Le informazioni vengono poi verificate dalla Commissione attraverso indagini di mercato che coinvolgono concorrenti, consumatori e in generale terzi interessati che spesso però forniscono valutazioni qualitative che mal si sposano con quelle quantitative prodotte da chi notifica. Il tutto può durare anche più di un anno, un periodo di tempo difficilmente conciliabile con la naturale esigenza di rapidità delle concentrazioni.

I MIGLIORAMENTI DA APPORTARE

Io credo che migliorando il procedimento (il che vuol dire disciplinare la fase di pre-notifica ed allungare la fase 1), e la qualità degli input che vengono raccolti, disciplinando in modo puntuale la raccolta dei documenti interni, come avviene in altre giurisdizioni (prima fra tutte quella americana), la Commissione possa trovarsi nelle condizioni di definire in modo più corretto il perimetro dei mercati interessati e le dinamiche che li caratterizzano.

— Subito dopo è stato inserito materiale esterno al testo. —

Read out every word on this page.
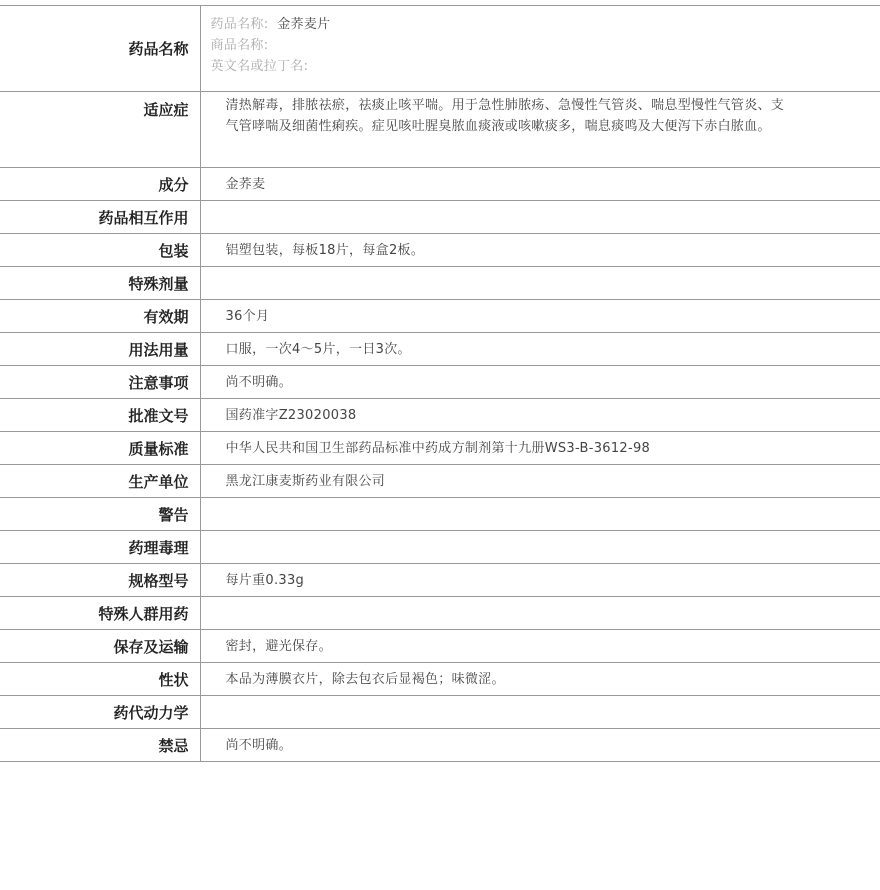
药品名称	药品名称: 金荞麦片
商品名称:
英文名或拉丁名:

适应症	清热解毒，排脓祛瘀，祛痰止咳平喘。用于急性肺脓疡、急慢性气管炎、喘息型慢性气管炎、支气管哮喘及细菌性痢疾。症见咳吐腥臭脓血痰液或咳嗽痰多，喘息痰鸣及大便泻下赤白脓血。
成分	金荞麦
药品相互作用	
包装	铝塑包装，每板18片，每盒2板。
特殊剂量	
有效期	36个月
用法用量	口服，一次4～5片，一日3次。
注意事项	尚不明确。
批准文号	国药准字Z23020038
质量标准	中华人民共和国卫生部药品标准中药成方制剂第十九册WS3-B-3612-98
生产单位	黑龙江康麦斯药业有限公司
警告	
药理毒理	
规格型号	每片重0.33g
特殊人群用药	
保存及运输	密封，避光保存。
性状	本品为薄膜衣片，除去包衣后显褐色；味微涩。
药代动力学	
禁忌	尚不明确。
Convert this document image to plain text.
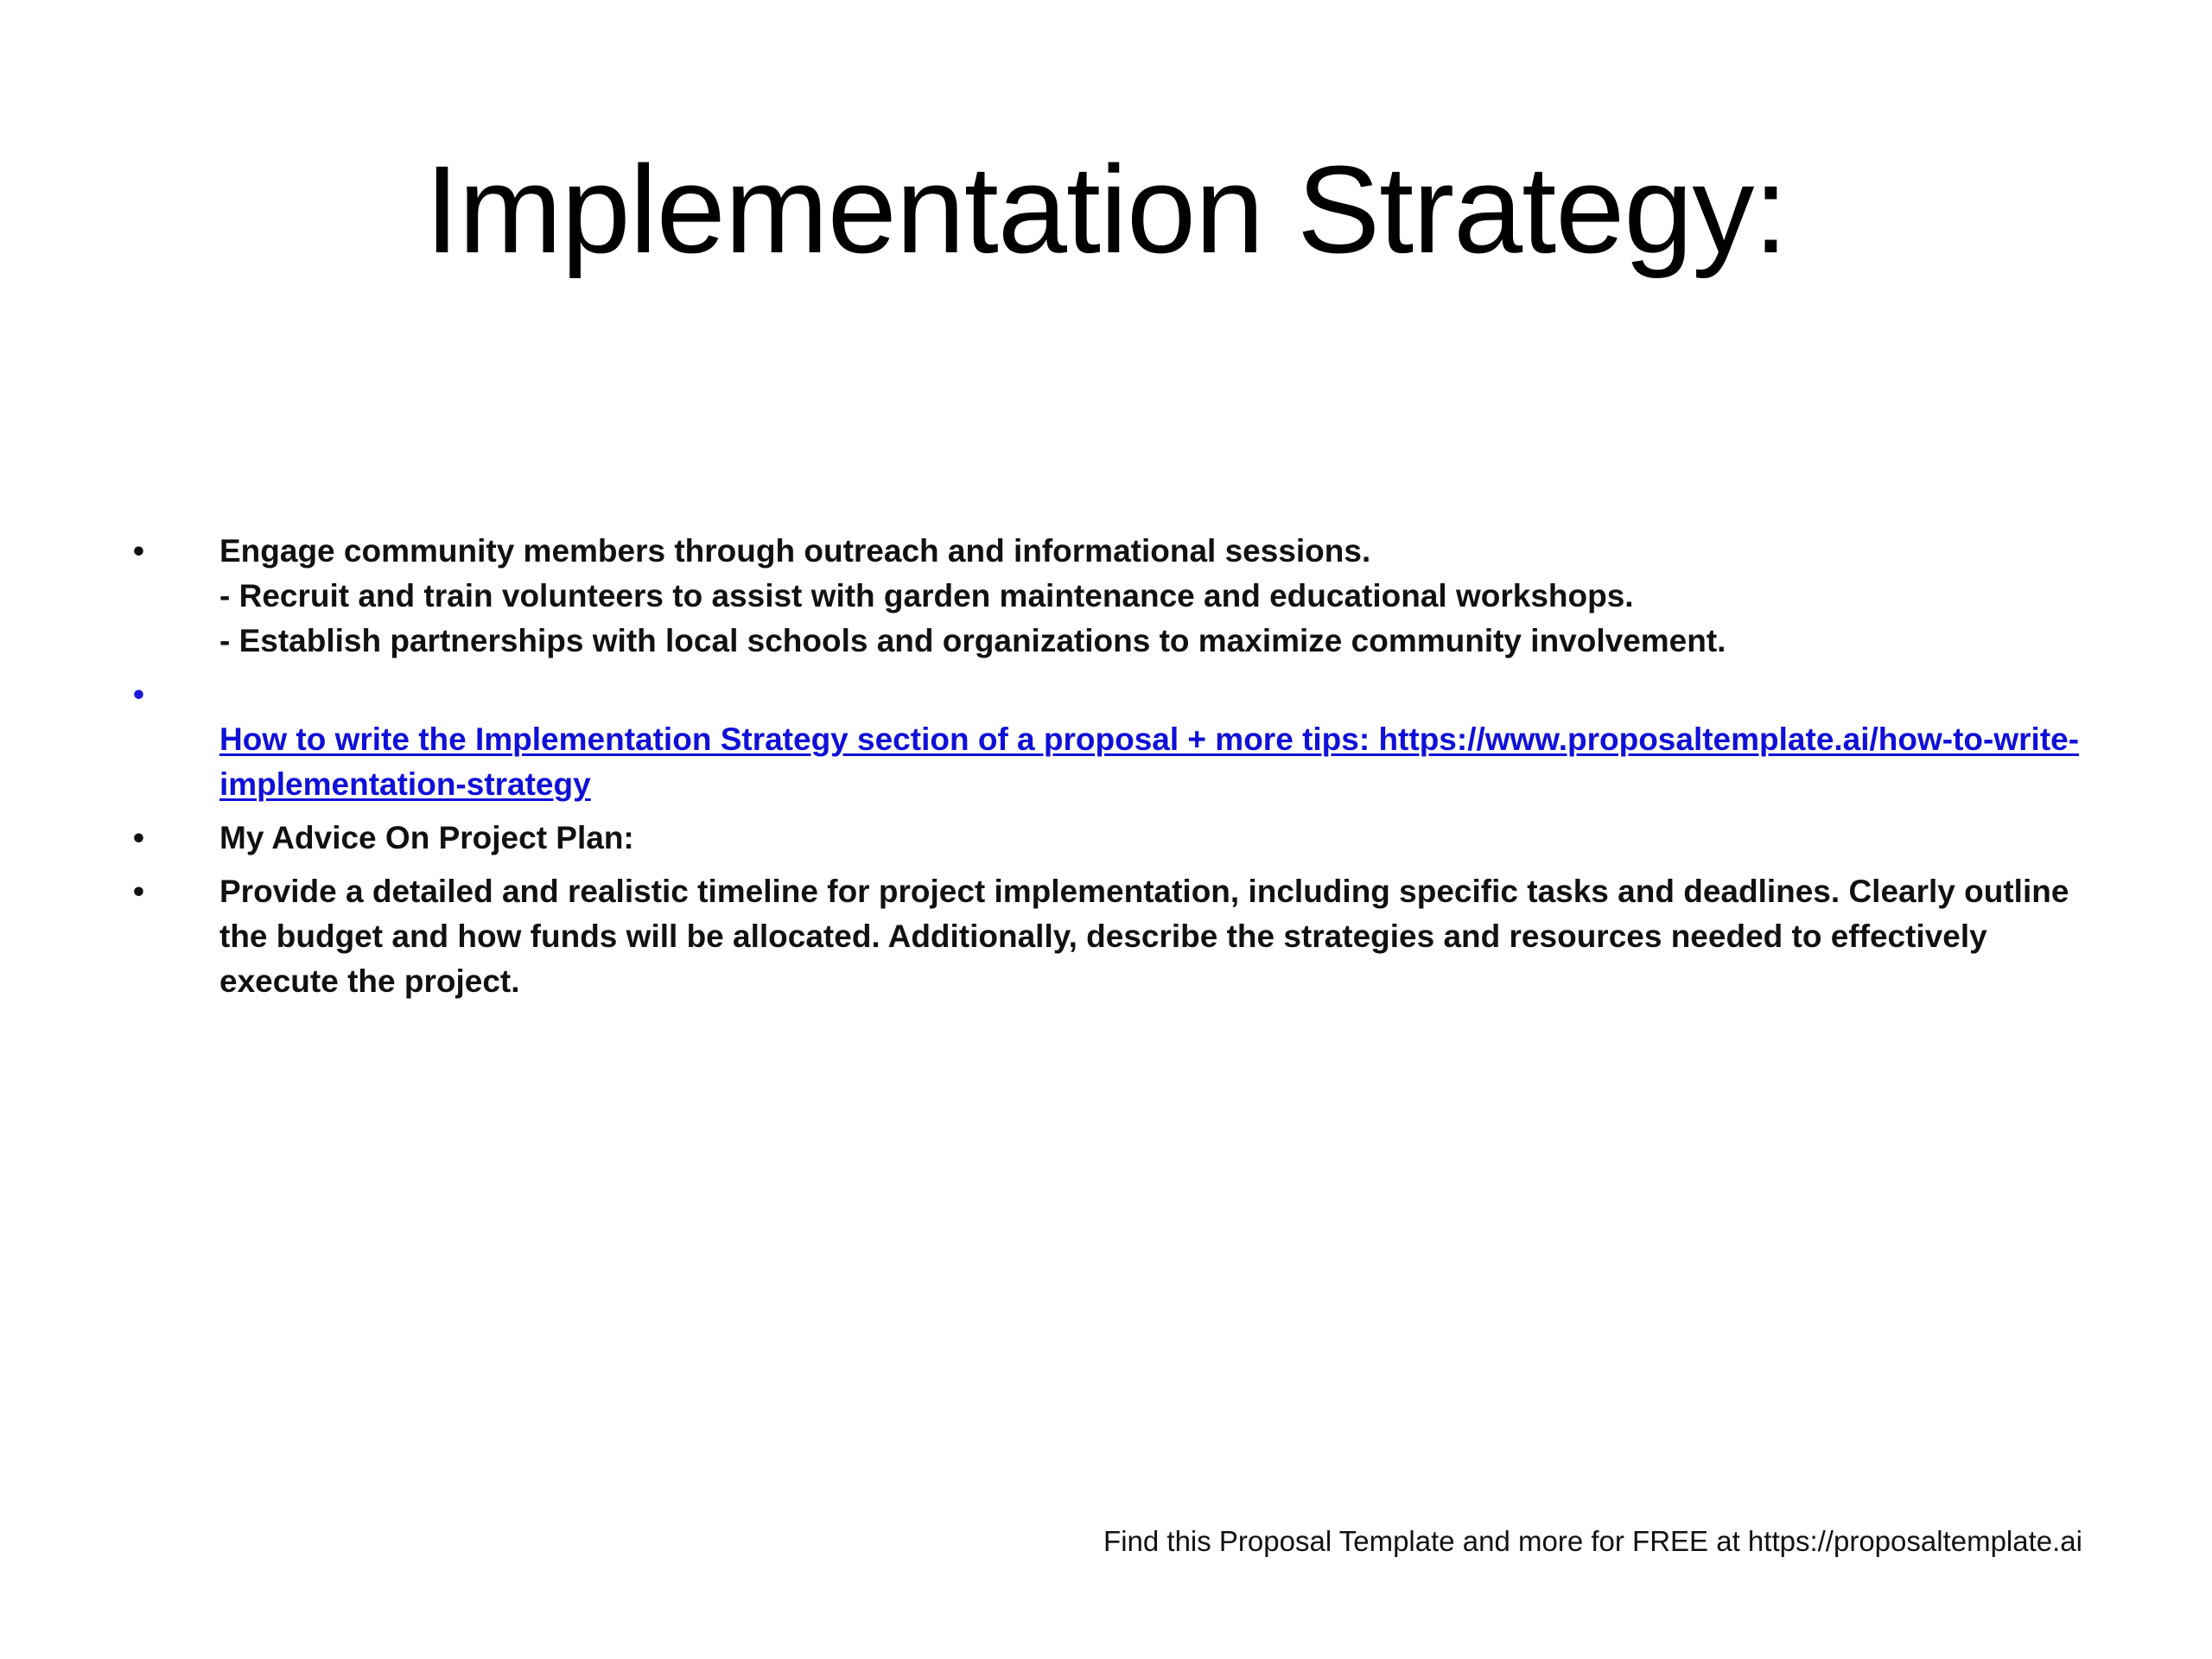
Implementation Strategy:
•	Engage community members through outreach and informational sessions.
- Recruit and train volunteers to assist with garden maintenance and educational workshops.
- Establish partnerships with local schools and organizations to maximize community involvement.
•

How to write the Implementation Strategy section of a proposal + more tips: https://www.proposaltemplate.ai/how-to-write-implementation-strategy

•	My Advice On Project Plan:
•	Provide a detailed and realistic timeline for project implementation, including specific tasks and deadlines. Clearly outline the budget and how funds will be allocated. Additionally, describe the strategies and resources needed to effectively execute the project.
Find this Proposal Template and more for FREE at https://proposaltemplate.ai
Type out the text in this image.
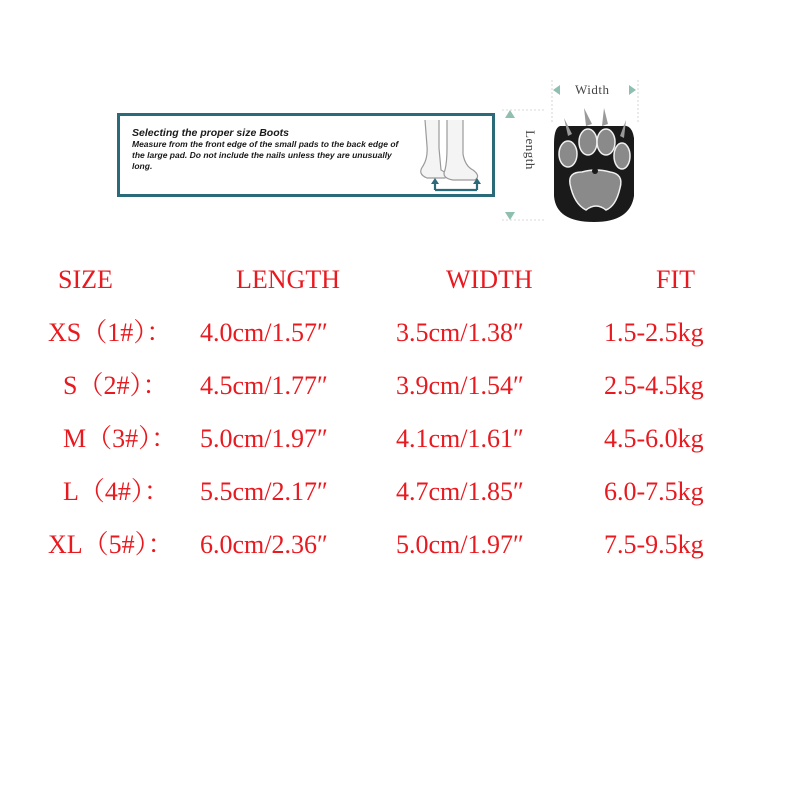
Selecting the proper size Boots
Measure from the front edge of the small pads to the back edge of the large pad. Do not include the nails unless they are unusually long.
Width
Length
SIZE	LENGTH	WIDTH	FIT
XS（1#）： 4.0cm/1.57″	3.5cm/1.38″	1.5-2.5kg
S（2#）： 4.5cm/1.77″	3.9cm/1.54″	2.5-4.5kg
M（3#）： 5.0cm/1.97″	4.1cm/1.61″	4.5-6.0kg
L（4#）： 5.5cm/2.17″	4.7cm/1.85″	6.0-7.5kg
XL（5#）： 6.0cm/2.36″	5.0cm/1.97″	7.5-9.5kg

Che le imprese europee siano più piccole di molti dei loro concorrenti è vero e lo dimostra il fatto che delle 100 maggiori società nel mondo per capitalizzazione solo 18 sono europee (e 4 peraltro britanniche!) ma è anche vero che in oltre trent’anni di applicazione del regolamento concentrazioni solo 24 (delle 30) operazioni vietate (a fronte di 7.674 notificate) riguardavano imprese europee: mi pare francamente difficile incolpare solo la Direzione Concorrenza della mancata crescita strutturale delle nostre imprese. È chiaro che il problema – ben più grave – è l’assenza di una politica industriale organica europea, che la Commissione non può perseguire senza un chiaro mandato degli Stati membri.